8 junho 2019

Aspomires recebe deputados da comissão de Segurança da ALES

Na manhã desta última terça-feira (4), o Cerimonial Aspomires foi palco para um café da manhã oferecido pela associação às demais entidades representativas e aos deputados estaduais da Comissão de Segurança e Combate ao Crime Organizado da ALES. Participaram da reunião o presidente da Comissão, deputado Danilo Bahiense, o vice, deputado Cel Quintino, e demais membros efetivos, como os parlamentares Luciano Machado, Cap Assumção, Dr. Emilio Mameri. O objetivo deste encontro foi desenvolver o espírito de solidariedade entre as entidades de classe da área de Segurança Pública do estado com o Legislativo.

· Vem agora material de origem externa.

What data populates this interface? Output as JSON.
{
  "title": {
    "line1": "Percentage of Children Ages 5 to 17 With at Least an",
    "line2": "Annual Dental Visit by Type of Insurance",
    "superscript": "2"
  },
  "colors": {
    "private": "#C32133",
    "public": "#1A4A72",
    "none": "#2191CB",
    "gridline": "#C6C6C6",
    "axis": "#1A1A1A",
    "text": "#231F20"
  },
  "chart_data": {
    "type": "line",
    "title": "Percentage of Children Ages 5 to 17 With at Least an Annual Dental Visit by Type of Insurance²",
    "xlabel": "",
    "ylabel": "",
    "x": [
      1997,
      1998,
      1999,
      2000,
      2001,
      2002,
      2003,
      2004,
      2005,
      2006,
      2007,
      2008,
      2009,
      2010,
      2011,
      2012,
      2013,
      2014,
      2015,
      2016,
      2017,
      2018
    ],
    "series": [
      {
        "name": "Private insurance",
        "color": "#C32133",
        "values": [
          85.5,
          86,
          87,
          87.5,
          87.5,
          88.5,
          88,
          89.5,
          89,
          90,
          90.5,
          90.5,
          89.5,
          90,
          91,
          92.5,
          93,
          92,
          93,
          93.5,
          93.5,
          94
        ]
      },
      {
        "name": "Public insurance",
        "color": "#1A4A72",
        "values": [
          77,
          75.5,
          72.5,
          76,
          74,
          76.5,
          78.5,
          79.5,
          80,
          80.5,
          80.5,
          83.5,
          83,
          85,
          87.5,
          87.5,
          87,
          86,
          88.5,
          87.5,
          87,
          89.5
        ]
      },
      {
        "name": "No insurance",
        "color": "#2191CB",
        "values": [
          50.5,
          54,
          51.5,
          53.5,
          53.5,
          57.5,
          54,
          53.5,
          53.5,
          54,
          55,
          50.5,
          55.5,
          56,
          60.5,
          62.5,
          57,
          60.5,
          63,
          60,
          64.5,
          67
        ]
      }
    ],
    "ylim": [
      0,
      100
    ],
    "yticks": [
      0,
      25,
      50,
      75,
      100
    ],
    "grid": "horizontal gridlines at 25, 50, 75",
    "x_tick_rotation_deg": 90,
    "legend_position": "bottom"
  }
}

Na apresentação, o presidente da Aspomires, Cap Raimundo, reforçou a preocupação das entidades que formam a frente conjunta com a realidade salarial da classe. “Nós, dirigentes de associações nos reunimos, a fim de discutir a defasagem salarial dos policiais e bombeiros militares e policiais civis. Com isso, está sendo elaborado um documento que deverá ser apresentado ao governador Casagrande”, iniciou Cap Raimundo. E complementou: “Temos que encontrar uma solução para minimizar esta situação. Ressalto que este grupo não quer confusão, como aconteceu em fevereiro de 2017, tampouco privilégios em detrimento de outras classes de servidores do Estado. Queremos, apenas, ser valorizados, com um tratamento digno. Sem Segurança Pública, não há Estado constituído”.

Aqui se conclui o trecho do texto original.